Writer Charles Stross noted that about half of the films that do pass the test only do so because the women talk about marriage or babies. Works that fail the test include some that are mainly about or aimed at women, or which do feature prominent female characters. The television series Sex and the City highlights its own failure to pass the test by having one of the four female main characters ask: "How does it happen that four such smart women have nothing to talk about but boyfriends? It's like seventh grade with bank accounts!".
Films set in alternative or future worlds, such as fantasy and science fiction, are more likely to pass the Bechdel test. This may be because these genres are more likely to avoid traditional gender roles and stereotypes.
Financial aspects
Several analyses have indicated that passing the Bechdel test is associated with a film's financial success. Vocativs authors found that the films from 2013 that passed the test earned a total of $4.22 billion in the United States, while those that failed earned $2.66 billion in total, leading them to conclude that a way for Hollywood to make more money might be to "put more women onscreen". A 2014 study by FiveThirtyEight based on data from about 1,615 films released from 1990 to 2013 concluded that the median budget of films that passed the test was 35% lower than that of the others. It found that the films that passed the test had about a 37 percent higher return on investment in the United States, and an equal ROI internationally, compared to films that did not pass the test.In 2018, the Creative Artists Agency and Shift7 analyzed revenue and budget data from the 350 top-grossing films of 2014 to 2017 in the United States. They concluded that female-led films financially outperformed other films, and that those that passed the Bechdel test significantly outperformed the others. They noted that of films since 2012 which took in more than one billion dollars in revenue, all passed the test.
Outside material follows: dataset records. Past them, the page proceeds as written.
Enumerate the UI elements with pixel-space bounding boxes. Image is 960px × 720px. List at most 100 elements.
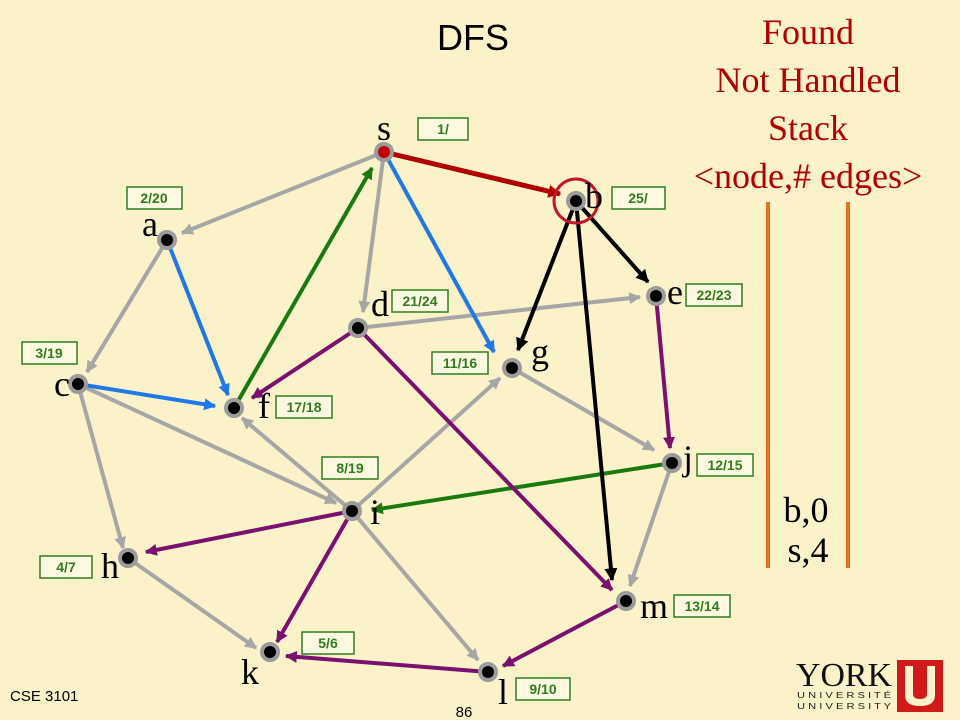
time-box-c: 3/19: [21, 341, 78, 365]
legend-found: Found: [762, 12, 854, 52]
time-box-f: 17/18: [275, 395, 333, 419]
edge-h-k: [126, 556, 258, 650]
node-l: [478, 662, 498, 682]
node-i: [342, 501, 362, 521]
node-j: [662, 453, 682, 473]
time-b: 25/: [628, 190, 648, 206]
time-box-i: 8/19: [321, 456, 379, 480]
node-s: [374, 142, 394, 162]
time-box-s: 1/: [417, 117, 469, 141]
label-b: b: [585, 176, 603, 216]
node-m: [616, 591, 636, 611]
node-h: [118, 548, 138, 568]
black-edges: [516, 199, 650, 582]
logo-york-word: YORK: [796, 657, 892, 694]
time-box-e: 22/23: [685, 283, 743, 307]
label-k: k: [241, 652, 259, 692]
edge-c-i: [77, 382, 338, 505]
page-number: 86: [456, 704, 473, 720]
current-node-ring: [552, 177, 600, 225]
label-g: g: [531, 332, 549, 372]
edge-a-f: [165, 239, 230, 397]
time-box-h: 4/7: [39, 555, 93, 579]
label-e: e: [667, 272, 683, 312]
stack-entry-top: b,0: [784, 490, 829, 530]
node-a: [157, 230, 177, 250]
course-code: CSE 3101: [10, 688, 78, 705]
edge-l-k: [284, 650, 489, 674]
label-f: f: [258, 386, 270, 426]
time-l: 9/10: [529, 681, 556, 697]
logo-university: U N I V E R S I T Y: [797, 702, 892, 711]
time-k: 5/6: [318, 635, 338, 651]
time-j: 12/15: [707, 457, 742, 473]
label-d: d: [371, 284, 389, 324]
edge-b-g: [516, 200, 578, 352]
time-d: 21/24: [402, 293, 437, 309]
time-box-l: 9/10: [515, 677, 571, 701]
time-c: 3/19: [35, 345, 62, 361]
node-d: [348, 318, 368, 338]
label-a: a: [142, 204, 158, 244]
edge-s-d: [358, 151, 386, 314]
time-box-j: 12/15: [696, 453, 754, 477]
blue-edges: [77, 151, 496, 411]
edge-m-l: [501, 599, 627, 668]
edge-i-f: [240, 416, 354, 513]
time-box-g: 11/16: [431, 351, 489, 375]
edge-i-g: [350, 376, 502, 513]
time-box-a: 2/20: [126, 186, 183, 210]
legend-node-edges: <node,# edges>: [694, 156, 923, 196]
graph-nodes: [68, 142, 682, 682]
gray-edges: [76, 150, 674, 662]
edge-g-j: [510, 366, 656, 452]
edge-d-e: [357, 292, 642, 330]
logo-universite: U N I V E R S I T É: [797, 691, 891, 700]
time-s: 1/: [437, 121, 449, 137]
node-labels: s a b c d e f g h i j k l m: [54, 108, 693, 712]
time-box-k: 5/6: [301, 631, 355, 655]
time-a: 2/20: [140, 190, 167, 206]
node-g: [502, 358, 522, 378]
legend-not-handled: Not Handled: [716, 60, 901, 100]
label-i: i: [370, 492, 380, 532]
time-i: 8/19: [336, 460, 363, 476]
time-box-m: 13/14: [673, 594, 731, 618]
time-e: 22/23: [696, 287, 731, 303]
time-m: 13/14: [684, 598, 719, 614]
label-j: j: [681, 438, 693, 478]
edge-e-j: [654, 295, 675, 450]
edge-c-f: [77, 382, 217, 411]
edge-a-c: [85, 238, 169, 374]
edge-b-e: [574, 199, 650, 284]
edge-i-k: [275, 510, 354, 644]
york-logo: YORK U N I V E R S I T É U N I V E R S I…: [796, 657, 943, 712]
label-l: l: [498, 672, 508, 712]
edge-s-a: [180, 150, 385, 235]
edge-s-g: [382, 151, 496, 354]
time-boxes: 1/ 2/20 25/ 3/19 21/24 22/23 17/18 11/1: [21, 117, 754, 701]
edge-i-l: [350, 509, 480, 662]
legend-stack: Stack: [768, 108, 848, 148]
node-c: [68, 374, 88, 394]
stack-entry-bottom: s,4: [787, 530, 828, 570]
edge-f-s: [232, 166, 374, 409]
label-m: m: [640, 586, 668, 626]
node-k: [260, 642, 280, 662]
purple-edges: [144, 295, 675, 674]
logo-u-mark: [897, 660, 943, 712]
time-box-d: 21/24: [391, 289, 449, 313]
edge-c-h: [76, 383, 126, 550]
node-e: [646, 286, 666, 306]
node-b: [566, 191, 586, 211]
label-c: c: [54, 364, 70, 404]
time-h: 4/7: [56, 559, 76, 575]
edge-d-f: [250, 326, 360, 400]
legend: Found Not Handled Stack <node,# edges>: [694, 12, 923, 196]
edge-d-m: [356, 326, 614, 592]
label-s: s: [377, 108, 391, 148]
edge-j-m: [627, 462, 674, 588]
time-box-b: 25/: [611, 186, 666, 210]
edge-i-h: [144, 509, 353, 556]
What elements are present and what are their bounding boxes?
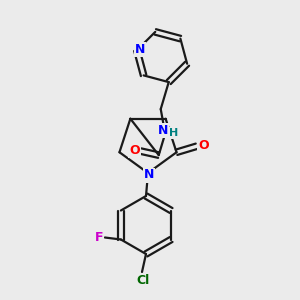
Text: N: N xyxy=(144,169,154,182)
Text: O: O xyxy=(129,144,140,157)
Text: H: H xyxy=(169,128,178,138)
Text: Cl: Cl xyxy=(136,274,150,286)
Text: O: O xyxy=(198,139,209,152)
Text: N: N xyxy=(158,124,168,136)
Text: F: F xyxy=(94,231,103,244)
Text: N: N xyxy=(135,43,145,56)
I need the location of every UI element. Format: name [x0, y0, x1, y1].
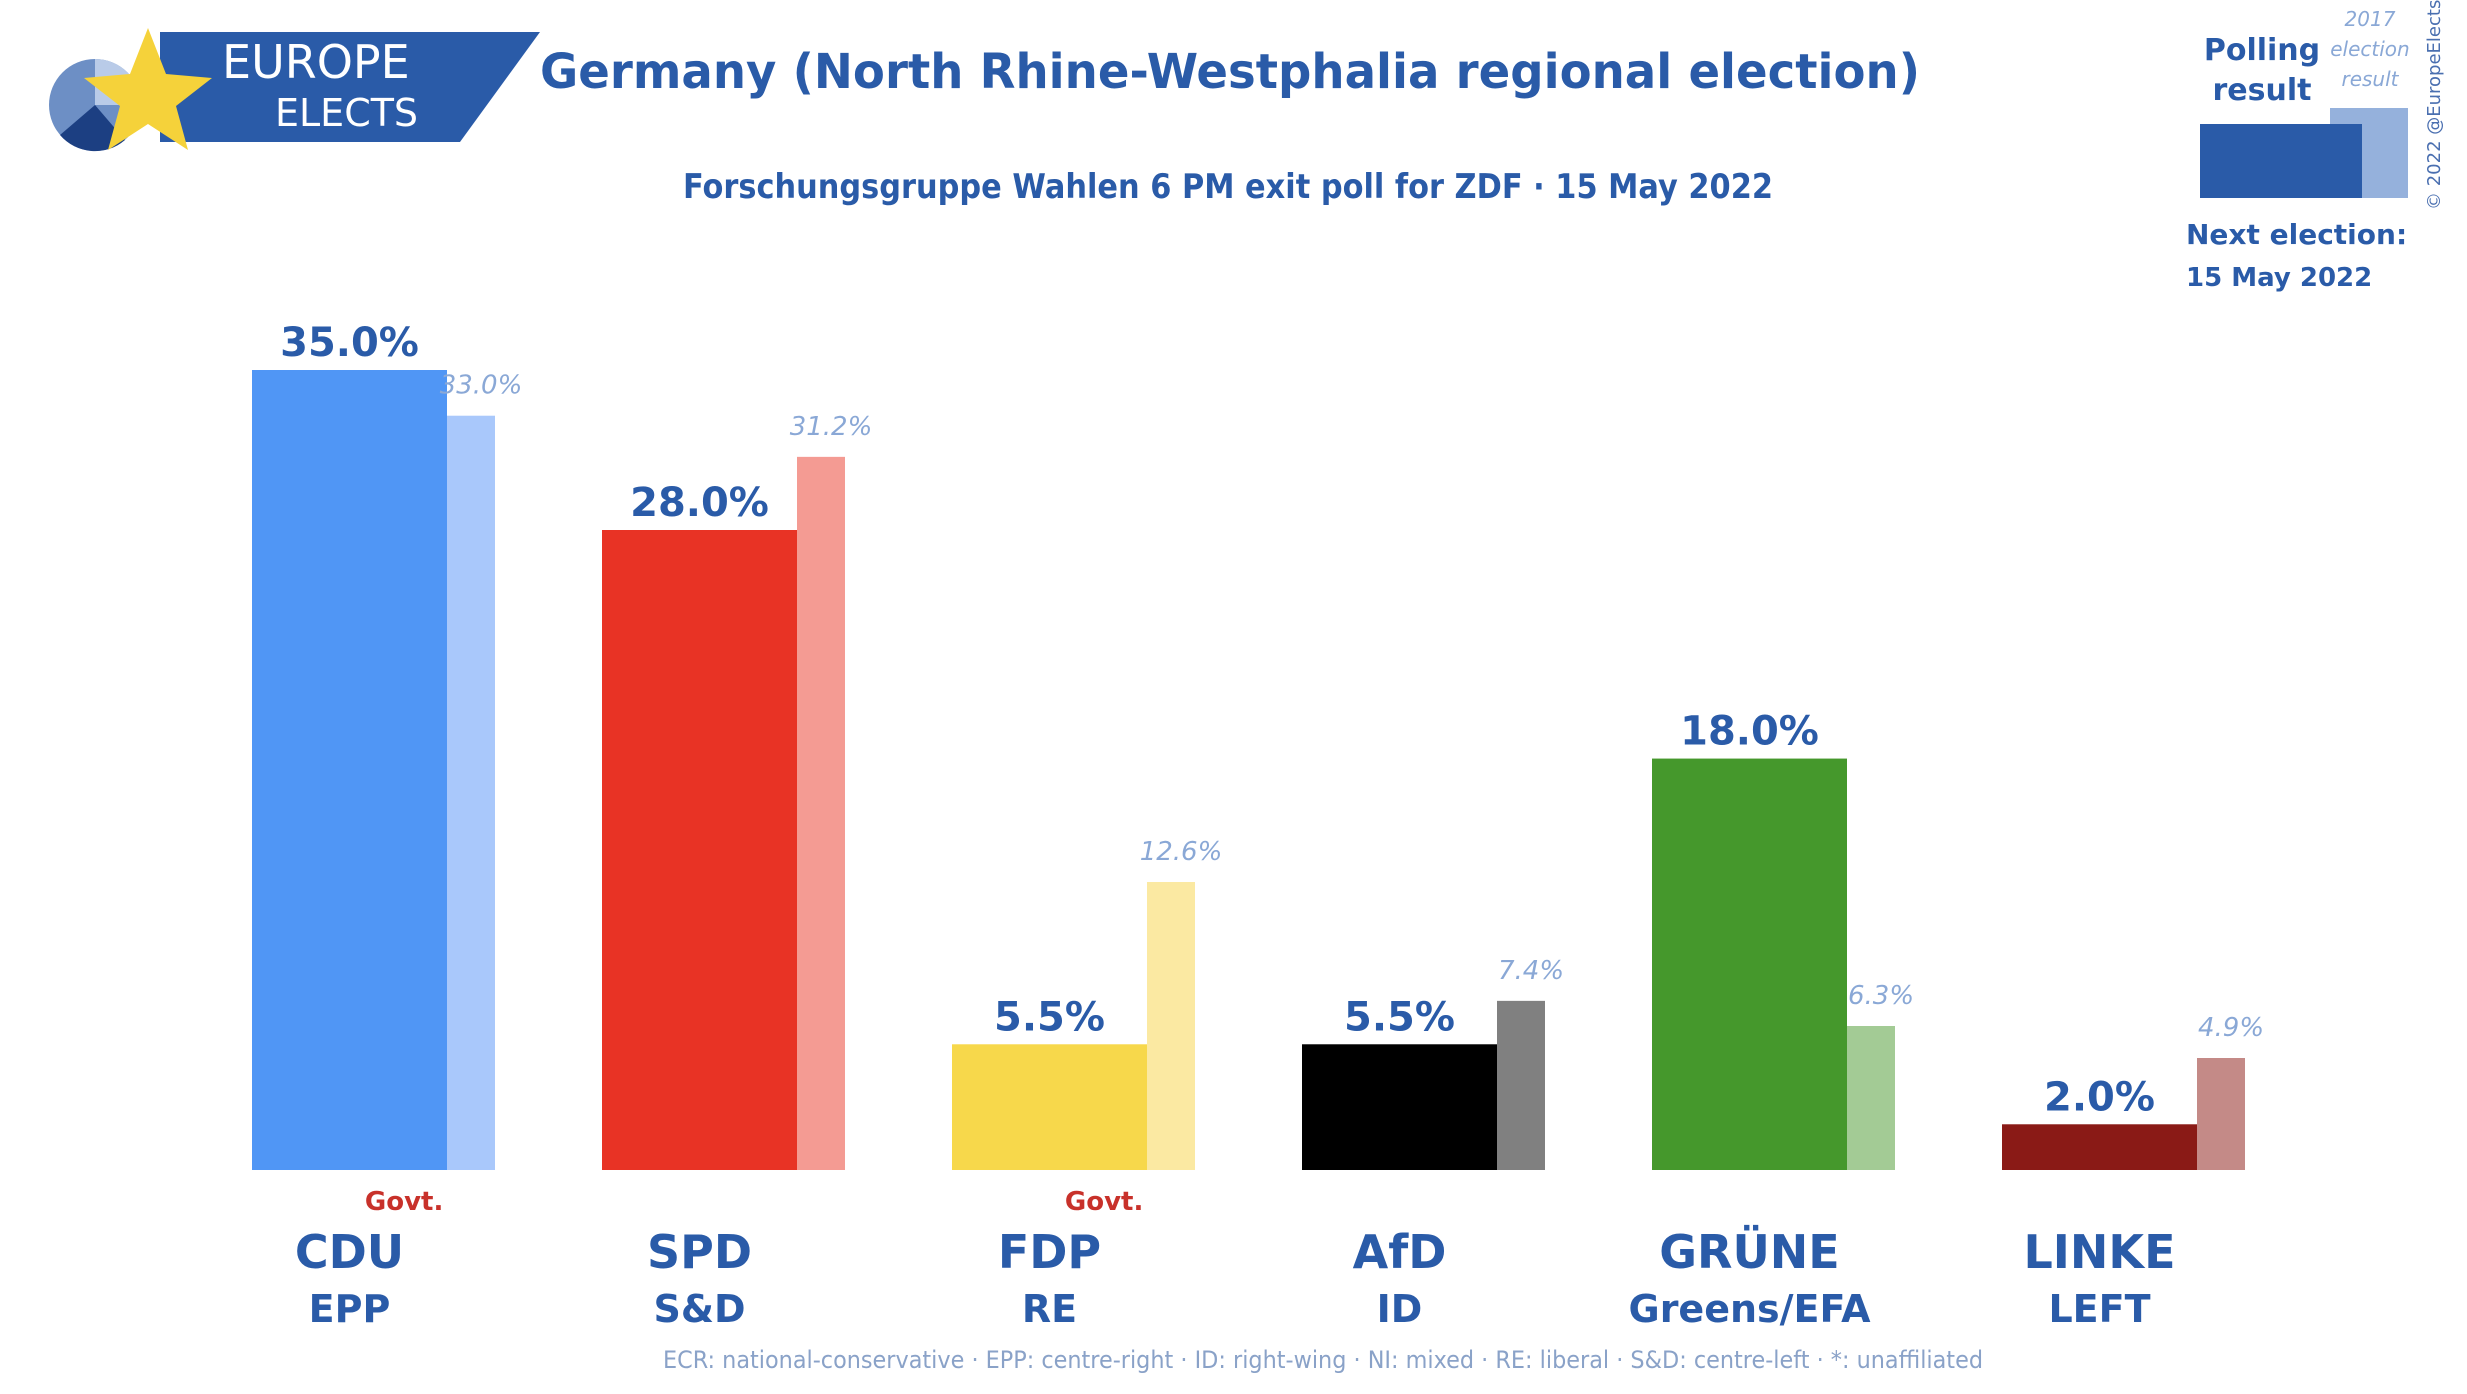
label-poll-afd: 5.5% [1344, 994, 1455, 1040]
logo-text-line2: ELECTS [275, 91, 418, 135]
legend: Polling result 2017 election result Next… [2186, 0, 2445, 293]
party-group-grne: Greens/EFA [1629, 1287, 1872, 1331]
label-prev-linke: 4.9% [2198, 1013, 2264, 1043]
bar-poll-afd [1302, 1044, 1497, 1170]
bar-poll-linke [2002, 1124, 2197, 1170]
bar-poll-cdu [252, 370, 447, 1170]
party-name-grne: GRÜNE [1659, 1225, 1839, 1279]
bar-poll-grne [1652, 758, 1847, 1170]
party-name-spd: SPD [647, 1225, 752, 1279]
next-election-label: Next election: [2186, 218, 2407, 251]
party-group-cdu: EPP [309, 1287, 391, 1331]
bar-prev-spd [797, 456, 845, 1170]
party-group-afd: ID [1377, 1287, 1423, 1331]
label-prev-spd: 31.2% [790, 412, 873, 442]
chart-title: Germany (North Rhine-Westphalia regional… [540, 44, 1920, 100]
europe-elects-logo: EUROPE ELECTS [49, 28, 540, 152]
label-prev-cdu: 33.0% [440, 371, 523, 401]
legend-poll-label-2: result [2213, 73, 2312, 108]
party-name-linke: LINKE [2024, 1225, 2176, 1279]
govt-marker-cdu: Govt. [365, 1187, 443, 1217]
label-prev-afd: 7.4% [1498, 956, 1564, 986]
legend-poll-swatch [2200, 124, 2362, 198]
logo-text-line1: EUROPE [222, 35, 410, 89]
party-name-cdu: CDU [295, 1225, 404, 1279]
label-poll-fdp: 5.5% [994, 994, 1105, 1040]
legend-prev-label-2: election [2330, 37, 2409, 61]
logo-banner [160, 32, 540, 142]
bar-poll-fdp [952, 1044, 1147, 1170]
legend-prev-label-3: result [2341, 67, 2399, 91]
footer-note: ECR: national-conservative · EPP: centre… [663, 1346, 1983, 1374]
legend-prev-label-1: 2017 [2345, 7, 2396, 31]
bar-prev-fdp [1147, 882, 1195, 1170]
bar-prev-grne [1847, 1026, 1895, 1170]
legend-poll-label-1: Polling [2204, 33, 2320, 68]
bar-prev-linke [2197, 1058, 2245, 1170]
party-name-afd: AfD [1353, 1225, 1447, 1279]
party-group-spd: S&D [653, 1287, 745, 1331]
chart-subtitle: Forschungsgruppe Wahlen 6 PM exit poll f… [683, 167, 1773, 207]
bars-group: 35.0% 33.0% CDU EPP Govt. 28.0% 31.2% SPD S&D 5.5… [252, 320, 2264, 1331]
govt-marker-fdp: Govt. [1065, 1187, 1143, 1217]
label-poll-grne: 18.0% [1680, 709, 1819, 755]
party-group-fdp: RE [1022, 1287, 1077, 1331]
copyright-text: © 2022 @EuropeElects [2424, 0, 2445, 210]
label-poll-cdu: 35.0% [280, 320, 419, 366]
next-election-date: 15 May 2022 [2186, 263, 2372, 293]
party-name-fdp: FDP [998, 1225, 1101, 1279]
party-group-linke: LEFT [2048, 1287, 2150, 1331]
label-prev-fdp: 12.6% [1140, 837, 1223, 867]
bar-prev-afd [1497, 1000, 1545, 1170]
bar-prev-cdu [447, 415, 495, 1170]
label-poll-spd: 28.0% [630, 480, 769, 526]
bar-poll-spd [602, 530, 797, 1170]
logo-star-icon [84, 28, 212, 150]
label-poll-linke: 2.0% [2044, 1074, 2155, 1120]
logo-globe-segment-icon [60, 105, 125, 152]
label-prev-grne: 6.3% [1848, 981, 1914, 1011]
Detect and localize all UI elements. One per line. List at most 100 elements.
A research study from 2022 showed that production budget was negatively associated with the probability of passing the Bechdel test across 1200 movies from 1980 to 2019. However, the observed increase of films passing across years was stronger for higher budget films. Increases of movies passing the Bechdel test over the years from 1980 to 2019 were also stronger for movies with higher revenues, and higher audience evaluations.
Explanations
Explanations that have been offered as to why many films fail the Bechdel test include the relative lack of gender diversity among scriptwriters and other movie professionals, also called the "celluloid ceiling": In 2012, one in six of the directors, writers, and producers behind the 100 most commercially successful movies in the United States was a woman.Writing in the American conservative magazine National Review in 2017, film critic Kyle Smith suggested that the reason for the Bechdel test results was that, "Hollywood movies are about people on the extremes of society—cops, criminals, superheroes— tend to be men." Such films, according to Smith, were more often created by men because "women's movie ideas" were mostly about relationships and "aren't commercial enough for Hollywood studios". He considered the Bechdel test just as meaningless as a test asking whether a film contained cowboys. Smith's article provoked vigorous criticism. Alessandra Maldonado and Liz Bourke wrote that Smith was wrong to contend that female authors do not write books that generate "big movie ideas", citing J. K. Rowling, Margaret Atwood, and Nnedi Okorafor, among others as counter-examples.